DiscoLM-mixtral-8x7b-v2
Property | Value |
---|---|
Parameter Count | 46.7B |
Model Type | Mixtral MoE |
License | Apache 2.0 |
Tensor Type | FP16 |
What is DiscoLM-mixtral-8x7b-v2?
DiscoLM-mixtral-8x7b-v2 is an experimental Mixture of Experts (MoE) model developed by DiscoResearch, based on Mistral AI's Mixtral architecture. It represents a significant advancement in language model development, combining the power of multiple expert networks with state-of-the-art architecture design.
Implementation Details
The model utilizes a sophisticated implementation requiring trust_remote_code=True for operation until the architecture is merged into the transformers library. It follows the ChatML format for interactions and can be easily integrated using the Hugging Face Transformers library.
- Built on Mistral AI's Mixtral 8x7b architecture
- Fine-tuned on Synthia, MetaMathQA, and Capybara datasets
- Implements FP16 precision for efficient computation
- Supports chat template formatting for streamlined interaction
Core Capabilities
- Strong performance on ARC (67.32%) and HellaSwag (86.25%)
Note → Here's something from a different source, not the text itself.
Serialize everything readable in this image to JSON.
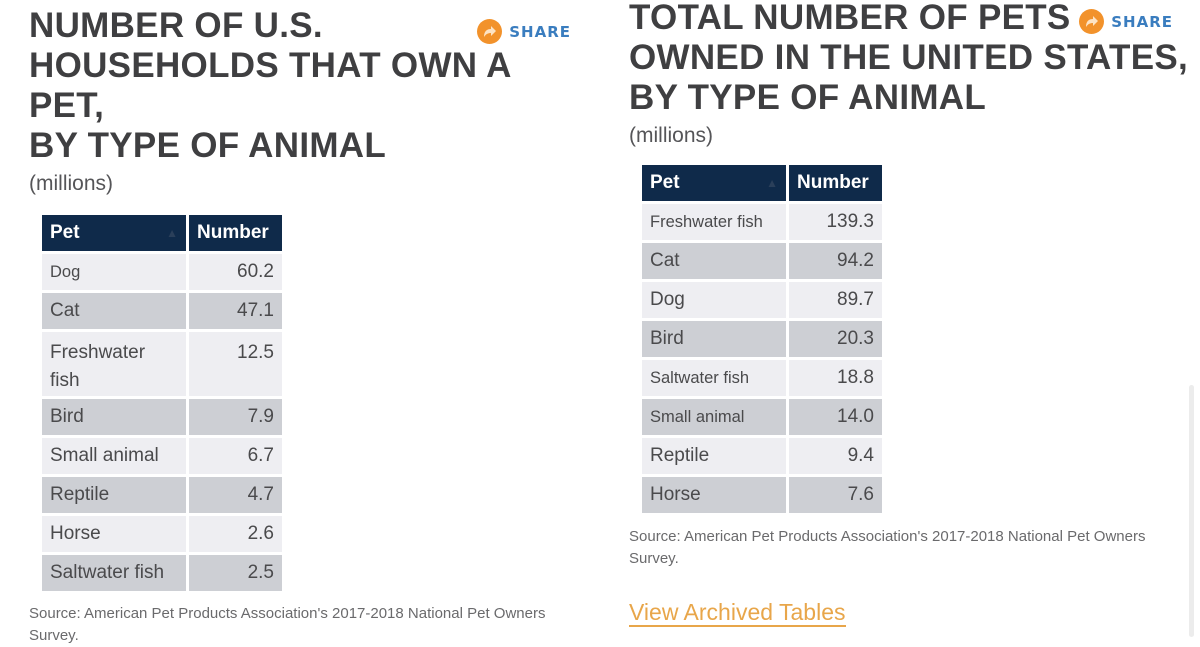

- Impressive MMLU score of 70.72%
- Excellent performance in humanities (9.75) and STEM (9.45) categories
- Specialized in writing, roleplay, and extraction tasks
Frequently Asked Questions
Q: What makes this model unique?
The model's unique strength lies in its Mixture of Experts architecture combined with careful fine-tuning on specialized datasets, making it particularly effective for diverse tasks while maintaining high performance across various benchmarks.
Q: What are the recommended use cases?
The model excels in conversational AI, academic content generation, and complex reasoning tasks. It's particularly well-suited for applications requiring strong performance in humanities and STEM fields, as evidenced by its MTBench scores.